Abstract:Zoonotic disease transmission between animals and humans is a growing risk and the agricultural context acts as a likely point of transition, with individual heterogeneity acting as an important contributor. Thus, understanding the dynamics of disease spread in the wildlife-livestock interface is crucial for mitigating these risks of transmission. Specifically, the interactions between pigeons and in-door cows at dairy farms can lead to significant disease transmission and economic losses for farmers; putting livestock, adjacent human populations, and other wildlife species at risk. In this paper, we propose a novel spatio-temporal multi-pathogen model with continuous spatial movement. The model expands on the Susceptible-Exposed-Infected-Recovered-Dead (SEIRD) framework and accounts for both within-species and cross-species transmission of pathogens, as well as the exploration-exploitation movement dynamics of pigeons, which play a critical role in the spread of infection agents. In addition to model formulation, we also implement it as an agent-based simulation approach and use empirical field data to investigate different biologically realistic scenarios, evaluating the effect of various parameters on the epidemic spread.
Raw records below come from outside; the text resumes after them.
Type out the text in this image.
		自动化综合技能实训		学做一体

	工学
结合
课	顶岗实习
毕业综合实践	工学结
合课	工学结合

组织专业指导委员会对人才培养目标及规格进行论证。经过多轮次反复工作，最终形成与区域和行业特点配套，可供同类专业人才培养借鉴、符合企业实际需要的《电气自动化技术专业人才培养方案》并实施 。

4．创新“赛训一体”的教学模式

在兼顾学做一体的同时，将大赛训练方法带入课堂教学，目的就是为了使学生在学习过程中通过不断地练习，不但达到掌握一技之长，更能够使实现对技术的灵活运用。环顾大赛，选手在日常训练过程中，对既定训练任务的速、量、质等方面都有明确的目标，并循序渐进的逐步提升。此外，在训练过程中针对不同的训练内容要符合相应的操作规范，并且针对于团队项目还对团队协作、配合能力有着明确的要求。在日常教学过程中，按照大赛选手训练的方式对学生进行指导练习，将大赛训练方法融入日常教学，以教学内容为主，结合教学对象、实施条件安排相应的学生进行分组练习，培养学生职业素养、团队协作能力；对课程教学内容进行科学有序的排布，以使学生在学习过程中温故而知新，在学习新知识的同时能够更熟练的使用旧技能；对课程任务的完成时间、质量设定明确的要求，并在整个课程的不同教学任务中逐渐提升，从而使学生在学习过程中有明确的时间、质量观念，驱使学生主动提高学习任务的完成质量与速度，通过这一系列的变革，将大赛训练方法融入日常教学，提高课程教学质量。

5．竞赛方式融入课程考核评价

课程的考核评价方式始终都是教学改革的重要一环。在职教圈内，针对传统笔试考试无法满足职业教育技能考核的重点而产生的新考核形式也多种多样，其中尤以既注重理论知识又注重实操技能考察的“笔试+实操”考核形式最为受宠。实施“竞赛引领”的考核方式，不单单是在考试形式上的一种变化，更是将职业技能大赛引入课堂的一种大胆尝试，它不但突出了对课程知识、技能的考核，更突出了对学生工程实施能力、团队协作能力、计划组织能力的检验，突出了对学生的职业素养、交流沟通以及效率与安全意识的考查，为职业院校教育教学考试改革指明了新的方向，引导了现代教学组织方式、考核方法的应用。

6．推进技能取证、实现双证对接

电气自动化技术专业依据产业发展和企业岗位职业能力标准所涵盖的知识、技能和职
Namely, in agreement with theoretical expectations, the model predicts that the heterogeneity of the pigeons' movement dynamics can drastically affect both the magnitude and stability of outbreaks. In addition, joint infection by multiple pathogens can have an interactive effect unobservable in single-pathogen SIR models, reflecting a non-intuitive inhibition of the outbreak. Our findings highlight the impact of heterogeneity in host behavior on their pathogens and allow realistic predictions of outbreak dynamics in the multi-pathogen wildlife-livestock interface with consequences to zoonotic diseases in various systems.